Select to expand quoteNubie said..Roo said..
What we found was the more you offloaded the head of the sail the less the healing moment was, that's what you could see and was recorded in the numbers when the tip of the sail was pushed up and the angle of incidence changed. We had lots of data collected over a few years testing. Twist was a way to make the sail easier to handle rather than reduce drag.
www.seabreeze.com.au/img/photos/windsurfing/15121379.jpg' />
Does twist on windsurfing sail have something with wind gradient?
(because some sailing books descirbe twist because of wind shear)
Can you explain that?
(if you have sail on car like you did,than sail will not has wind shear in top part,becasue wind speed is eqaul on bottom and top,but if wind shear do not exist when sailing ,then sail on car can be good simulation for sail when sailing in real life.. )
I very much doubt it. See my post using YP nad MI as an illustration on the other SB 'GPS and Speed' thread.
Not sure who exactly invented the loose leech but in my mind the masters became the Blaaw+Bringdal combo. The MW5 was revolutionary being the first loose leech wavesail & their race sails had massive range making you feel like you truly flew.
What lead to this? Me thinks... rapid improvement in sail design over a decade from about the mid-80s. Materials, RAF then the cambers on the Gaastra Powerfoil, awesome bottom end but topped out quickly. Next gen was the Gaastra Speedfoil which still had a std. leech but with extra down haul on the first carbon masts (controlled flex rather than assuming a relatively static ali stick!) the top couple of battens would get weird loose sections between them. We thought it looked wrong on the beach but it had better top end on the water. I think around this time Gaastra got their hands on Rushwind who had great race sails & the truck-rig was providing all manner of data. And as they say, the rest is history.
Select to expand quotePacey said..Basher said..

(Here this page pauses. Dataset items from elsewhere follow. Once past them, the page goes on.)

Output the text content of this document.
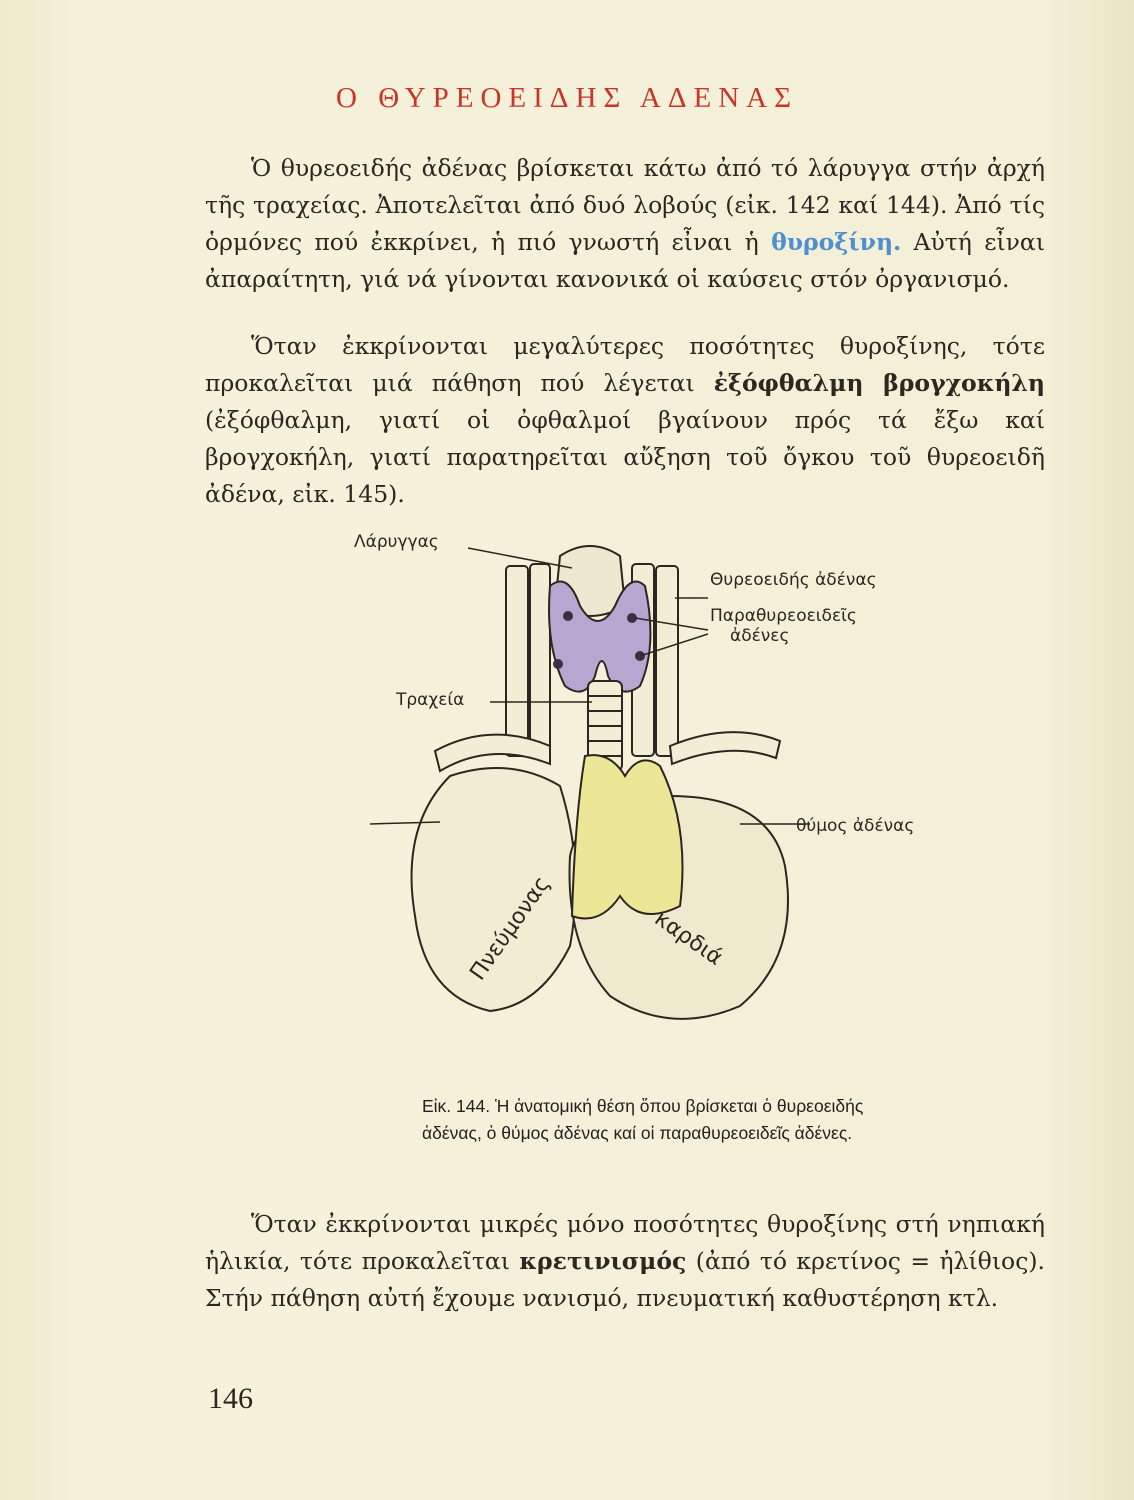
Ο ΘΥΡΕΟΕΙΔΗΣ ΑΔΕΝΑΣ
Ὁ θυρεοειδής ἀδένας βρίσκεται κάτω ἀπό τό λάρυγγα στήν ἀρχή τῆς τραχείας. Ἀποτελεῖται ἀπό δυό λοβούς (εἰκ. 142 καί 144). Ἀπό τίς ὁρμόνες πού ἐκκρίνει, ἡ πιό γνωστή εἶναι ἡ θυροξίνη. Αὐτή εἶναι ἀπαραίτητη, γιά νά γίνονται κανονικά οἱ καύσεις στόν ὀργανισμό.
Ὅταν ἐκκρίνονται μεγαλύτερες ποσότητες θυροξίνης, τότε προκαλεῖται μιά πάθηση πού λέγεται ἐξόφθαλμη βρογχοκήλη (ἐξόφθαλμη, γιατί οἱ ὀφθαλμοί βγαίνουν πρός τά ἔξω καί βρογχοκήλη, γιατί παρατηρεῖται αὔξηση τοῦ ὄγκου τοῦ θυρεοειδῆ ἀδένα, εἰκ. 145).
Λάρυγγας
Θυρεοειδής ἀδένας
Παραθυρεοειδεῖς
ἀδένες
Τραχεία
θύμος ἀδένας
Πνεύμονας	καρδιά
Εἰκ. 144. Ἡ ἀνατομική θέση ὅπου βρίσκεται ὁ θυρεοειδής ἀδένας, ὁ θύμος ἀδένας καί οἱ παραθυρεοειδεῖς ἀδένες.
Ὅταν ἐκκρίνονται μικρές μόνο ποσότητες θυροξίνης στή νηπιακή ἡλικία, τότε προκαλεῖται κρετινισμός (ἀπό τό κρετίνος = ἠλίθιος). Στήν πάθηση αὐτή ἔχουμε νανισμό, πνευματική καθυστέρηση κτλ.
146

When I was Moth world champion, my light wind sail was quite tight leeched but my windy weather rig had a looser leach and was cut much flatter to twist off at the head. (1970s).
But it's also key here to understand what you can do with a stayed mast on a dinghy or yacht, and what you can do with the un-stayed windsurf rig. In windsurfing our only mechanical controls are downhaul and outhaul, which work in conjunction with mast stiffness and mast bend.
Well I was never a world moth champion, but I did once work for Frank Bethwaite, who told me that the top NS14 dinghys at the time used active batten rigs where the battens were stiff and used high tension, with the result that by down hauling the luff hard the battens would be compressed into the mast, bending the mast and freeing the leech dramatically. This allowed them to depower the rig in strong winds far more effectively than the more conventional rigs in use at the time.
I suspect that is also the source of the bendy 18 footer rigs that shoodbegood mentioned, this is when Julian Bethwaite first designed his own18 and started introducing several radical innovations, some of which culminated in the 49er Olympic class.
That may be the case although I don't know the history of NS14 dinghies as others might. (But I wouldn't describe the rig control that way because batten tension and mast bend tend to be separate things.)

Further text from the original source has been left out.